La voiture a souvent occupé une place centrale dans le hip-hop, et tout particulièrement dans sa déclinaison gangsta. Ce n’est pas un hasard si tant de disques et de vidéos rap en ont exhibées, si le hip-hop de truand ne s’est jamais aussi bien épanoui qu’à Los Angeles et à Houston, des villes tentaculaires connues pour vouer un culte à l’automobile, et si quelques uns de ses disques importants, ce Music to Driveby par exemple, font nommément référence au plaisir de conduire. A tous ceux qui n’ont jamais goûté ce style, le titre de cet album de Compton’s Most Wanted livrait un précieux indice : car c’est bien ainsi, quand, au volant, on s'apprête à conquérir le monde, que le gangsta rap s'apprécie le mieux.

COMPTON’S MOST WANTED - Music to Driveby

Orpheus Records :: 1992 :: acheter cet album

Enregistré quasiment en solo par MC Eiht, son comparse MC Chill étant alors incarcéré, le troisième album du groupe nous offrait du rap de gangster dans toute sa splendeur, à la limite du cliché, dans le plus pur respect de la formule popularisée par N.W.A, puis perfectionnée à la sauce g-funk. Saupoudrés des "g'yeah" caractéristiques du rappeur, les textes abordaient les thèmes de rigueur.

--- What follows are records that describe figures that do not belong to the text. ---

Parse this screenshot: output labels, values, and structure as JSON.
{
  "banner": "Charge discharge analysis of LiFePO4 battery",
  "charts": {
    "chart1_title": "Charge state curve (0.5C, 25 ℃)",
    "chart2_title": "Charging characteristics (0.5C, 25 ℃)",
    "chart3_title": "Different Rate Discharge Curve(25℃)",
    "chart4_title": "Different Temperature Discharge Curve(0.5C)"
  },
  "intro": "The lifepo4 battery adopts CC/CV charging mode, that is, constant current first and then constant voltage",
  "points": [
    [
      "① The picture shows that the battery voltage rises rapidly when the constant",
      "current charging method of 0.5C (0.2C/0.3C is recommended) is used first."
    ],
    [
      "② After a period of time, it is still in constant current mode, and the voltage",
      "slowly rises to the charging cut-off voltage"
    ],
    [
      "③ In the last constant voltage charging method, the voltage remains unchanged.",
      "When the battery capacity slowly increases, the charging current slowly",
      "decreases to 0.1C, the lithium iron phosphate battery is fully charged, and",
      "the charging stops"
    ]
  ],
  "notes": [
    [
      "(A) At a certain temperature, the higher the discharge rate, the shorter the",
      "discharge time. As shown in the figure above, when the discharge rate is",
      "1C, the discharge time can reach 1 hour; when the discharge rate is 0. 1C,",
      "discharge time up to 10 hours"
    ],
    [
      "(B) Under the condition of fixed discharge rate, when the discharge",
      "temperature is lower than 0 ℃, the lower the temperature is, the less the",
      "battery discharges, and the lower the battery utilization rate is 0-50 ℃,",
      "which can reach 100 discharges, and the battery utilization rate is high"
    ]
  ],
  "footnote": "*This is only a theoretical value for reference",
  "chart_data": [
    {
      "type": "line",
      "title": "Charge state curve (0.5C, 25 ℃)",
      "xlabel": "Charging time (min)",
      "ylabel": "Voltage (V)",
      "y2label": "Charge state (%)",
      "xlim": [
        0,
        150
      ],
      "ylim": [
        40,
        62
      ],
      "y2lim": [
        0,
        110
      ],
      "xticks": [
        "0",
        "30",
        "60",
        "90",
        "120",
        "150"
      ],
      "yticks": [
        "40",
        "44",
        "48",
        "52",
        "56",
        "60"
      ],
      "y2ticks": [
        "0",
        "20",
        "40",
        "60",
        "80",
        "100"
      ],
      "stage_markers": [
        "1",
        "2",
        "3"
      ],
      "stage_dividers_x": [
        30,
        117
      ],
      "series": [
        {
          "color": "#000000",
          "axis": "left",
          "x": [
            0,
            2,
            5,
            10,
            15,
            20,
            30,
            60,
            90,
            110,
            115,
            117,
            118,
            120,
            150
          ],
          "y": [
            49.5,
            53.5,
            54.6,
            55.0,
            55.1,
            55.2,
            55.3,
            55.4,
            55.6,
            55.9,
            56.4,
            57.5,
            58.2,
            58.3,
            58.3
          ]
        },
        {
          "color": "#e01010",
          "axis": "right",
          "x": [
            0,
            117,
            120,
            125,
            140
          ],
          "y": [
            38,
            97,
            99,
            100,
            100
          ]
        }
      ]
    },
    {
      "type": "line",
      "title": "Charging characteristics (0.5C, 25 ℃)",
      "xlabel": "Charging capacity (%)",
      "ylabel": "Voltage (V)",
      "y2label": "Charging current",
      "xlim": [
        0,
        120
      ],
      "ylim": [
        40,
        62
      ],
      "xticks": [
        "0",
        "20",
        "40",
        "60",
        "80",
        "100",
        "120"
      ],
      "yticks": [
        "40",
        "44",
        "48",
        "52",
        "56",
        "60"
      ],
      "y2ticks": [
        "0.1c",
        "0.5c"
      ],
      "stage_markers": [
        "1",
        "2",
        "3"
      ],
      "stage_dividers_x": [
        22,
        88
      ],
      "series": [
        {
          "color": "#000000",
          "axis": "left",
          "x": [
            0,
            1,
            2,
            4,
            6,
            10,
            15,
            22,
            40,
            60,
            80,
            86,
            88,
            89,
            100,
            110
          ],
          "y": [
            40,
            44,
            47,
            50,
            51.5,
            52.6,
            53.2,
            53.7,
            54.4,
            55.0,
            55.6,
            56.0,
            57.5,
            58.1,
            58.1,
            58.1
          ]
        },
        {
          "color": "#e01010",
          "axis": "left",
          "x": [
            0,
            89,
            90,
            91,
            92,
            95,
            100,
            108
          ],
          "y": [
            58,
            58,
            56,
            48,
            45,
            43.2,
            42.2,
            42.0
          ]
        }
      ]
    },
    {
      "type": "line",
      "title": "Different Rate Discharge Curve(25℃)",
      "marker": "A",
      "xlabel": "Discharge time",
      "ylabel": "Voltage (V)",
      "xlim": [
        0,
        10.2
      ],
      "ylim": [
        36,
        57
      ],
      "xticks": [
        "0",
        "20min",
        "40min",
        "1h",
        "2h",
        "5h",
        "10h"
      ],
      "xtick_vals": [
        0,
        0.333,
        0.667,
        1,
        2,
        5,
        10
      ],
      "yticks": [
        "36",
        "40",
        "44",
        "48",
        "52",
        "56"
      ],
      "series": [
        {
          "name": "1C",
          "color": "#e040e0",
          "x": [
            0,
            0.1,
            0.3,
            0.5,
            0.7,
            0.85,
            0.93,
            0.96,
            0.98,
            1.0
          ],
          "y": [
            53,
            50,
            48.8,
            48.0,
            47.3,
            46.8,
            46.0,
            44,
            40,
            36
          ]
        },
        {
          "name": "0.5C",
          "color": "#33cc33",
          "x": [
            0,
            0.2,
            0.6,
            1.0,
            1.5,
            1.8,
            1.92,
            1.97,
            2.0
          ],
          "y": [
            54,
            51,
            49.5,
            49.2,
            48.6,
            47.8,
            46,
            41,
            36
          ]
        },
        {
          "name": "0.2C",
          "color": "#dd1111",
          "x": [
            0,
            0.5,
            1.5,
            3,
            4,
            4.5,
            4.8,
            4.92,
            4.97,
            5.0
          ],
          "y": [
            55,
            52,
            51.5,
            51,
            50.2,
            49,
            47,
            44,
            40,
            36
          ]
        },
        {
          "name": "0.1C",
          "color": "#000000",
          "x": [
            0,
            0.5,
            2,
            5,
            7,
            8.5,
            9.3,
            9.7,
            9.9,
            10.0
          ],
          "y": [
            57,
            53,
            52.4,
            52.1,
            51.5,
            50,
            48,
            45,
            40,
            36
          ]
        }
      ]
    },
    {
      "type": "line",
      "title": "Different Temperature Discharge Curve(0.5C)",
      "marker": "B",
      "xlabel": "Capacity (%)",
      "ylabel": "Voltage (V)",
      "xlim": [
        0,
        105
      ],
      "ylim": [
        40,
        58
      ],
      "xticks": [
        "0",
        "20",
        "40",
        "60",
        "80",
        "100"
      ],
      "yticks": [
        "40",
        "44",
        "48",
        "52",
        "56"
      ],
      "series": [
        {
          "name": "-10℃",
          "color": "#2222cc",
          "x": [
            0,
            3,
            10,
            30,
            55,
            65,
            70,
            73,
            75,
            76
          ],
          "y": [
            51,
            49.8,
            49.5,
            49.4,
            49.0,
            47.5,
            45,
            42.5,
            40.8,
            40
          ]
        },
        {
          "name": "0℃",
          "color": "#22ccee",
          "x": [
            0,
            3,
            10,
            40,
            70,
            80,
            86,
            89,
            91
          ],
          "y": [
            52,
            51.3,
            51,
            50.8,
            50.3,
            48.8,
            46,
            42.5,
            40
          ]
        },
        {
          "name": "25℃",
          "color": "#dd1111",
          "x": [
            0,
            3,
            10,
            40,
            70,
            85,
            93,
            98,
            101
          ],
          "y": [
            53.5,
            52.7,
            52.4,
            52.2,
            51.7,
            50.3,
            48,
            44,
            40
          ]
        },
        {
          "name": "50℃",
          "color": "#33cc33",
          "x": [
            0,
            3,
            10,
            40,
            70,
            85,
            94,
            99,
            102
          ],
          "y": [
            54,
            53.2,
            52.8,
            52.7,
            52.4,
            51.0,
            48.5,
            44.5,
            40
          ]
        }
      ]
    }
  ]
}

Sur Music to Driveby, il était question de la pauvreté du ghetto ("Niggaz Struglin’"), de la dureté des gangs ("Walk on By", "This Is a Gang") et de délinquance ordinaire ("Jack Mode", "N 2 Deep" avec l’excellent Scarface). Le rappeur se fendait aussi d’un hommage au quartier avec "Compton 4 Life", et donnait dans une misogynie habituelle sur "Hoodrat" et "U’s a Bitch". Enfin, teigneux, MC Eiht déversait de la bile, il donnait dans le "beef", dans le "diss", se joignant à la guerre Est / Ouest en répondant au "Fuck Compton" de Tim Dog sur "Who's Fucking Who?", et attaquant à trois reprises, rien que ça, le voisin DJ Quik.

Les paroles étaient mordantes, mais les beats, cools et suaves, étaient en parfait contrepoint. Les sons proposés par The Unknown DJ et par quelques autres samplaient en effet massivement la soul généreuse d’Isaac Hayes et de Barry White sur "Hood Took Me Under", "Niggaz Strugglin", "Another Victim" et "I Gots ta Get Over", et les instrus étaient dotées d’un feeling très live avec la basse douce et funky de "Duck Sick II", la guitare acerbe de "Dead Men Tell No Lies" et les coulées de saxophone, de piano et d’orgue de "Hoodrat" et "U’s a Bitch". Tous ces titres, soyeux, gouleyants, transformaient le gangsta rap en une musique d’ambiance, en un easy listening pour criminels, en une bande-son à apprécier pleinement les mains sur le volant. A écouter bercé par les cahots de son véhicule.